Now it was my turn to look like a bewildered dog. What was she on about? Did everyone else know she was loopy and avoid her?

I couldn’t help myself, I bit. “What’s the difference?”

“The difference is that when you say ‘I’m a diabetic’ that defines you. It pigeon holes you and puts a full stop on anything else that follows.

“Saying that you ‘have diabetes’ on the other hand, well that says to me and others that diabetes is a ‘part’ of who you are but not the be all and end all.

“I’m sure there’s more to you than just being a diabetic?”

Explanation delivered, she excused herself to greet a friend before any of it had sunk in. At the time I chose to largely ignore it. If anything I was irritated by the whole thing, but it stuck with me, as irritating things often do, and the more I thought about it the more it began to make sense.


I am a diabetic. That’s an unfortunate fact that can’t be changed. I’ve been a type one insulin-dependent diabetic for more than half of my life, but that certainly doesn’t tell you everything about me. To start with, for the first thirteen years of my life I didn’t have diabetes. My forming years were completely carb-counting free and I had as happy an upbringing as any parent could hope for their child.

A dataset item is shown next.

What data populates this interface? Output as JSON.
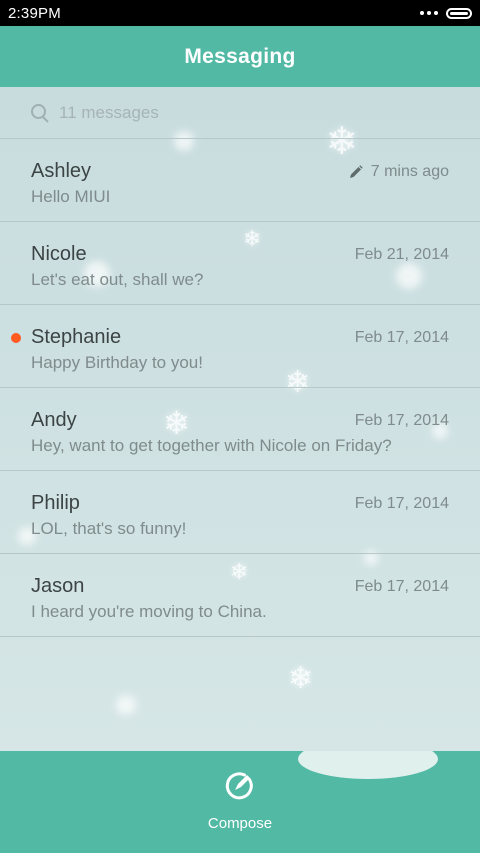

Since my diagnosis I’ve been a teenager, studied at university, pursued a career, had relationships, travelled the world and more! Diabetes or no diabetes, I’m living a full, rich life that’s the culmination of every experience and not just one alone, so why should diabetes be any different?

It’s difficult to not let diabetes influence or overshadow everyday experiences though. Take travelling for example; it’s not quite as simple as popping luggage into a suitcase as any diabetic traveller will know. There’s supplies to consider, backup equipment, extra insulin and doctors letters to start. If less than half of my suitcase is diabetes-related I’ve done well!

Exercise is another. Never again will going for a run be as simple as deciding to and just walking out the front door. It’s a never-ending, tiresome and often depressing wrestling match you fight with your own body. It will undoubtably feel overwhelming at times but despite it all, it never truly prevents you from doing anything. Only you do that.

There have been times where I’ve let it beat me, times where diabetes has defined who I am. They’re the times that I’m at my lowest, where just the thought of dealing with it another day hurts so badly I want to scream. They’re also the times that everyone will have. That constant fight with our bodies that makes the perfect diabetic control so elusive. Those horrific mood swings that our patient loved ones so mercifully accept. It’s at those times I truly am a ‘diabetic’.

It’s not fun. I don’t think you’ll find anyone out there that’ll say it is, but it’s not the end, and it should never define who you are. It’s taken me over twenty years and having the most generic conversation in the world to understand that I am more than my biggest ailment. You friends already know that. Your family love you for everything that you are and not the one thing you resent the most and you should too.

Learn that you have diabetes, you’re not a diabetic.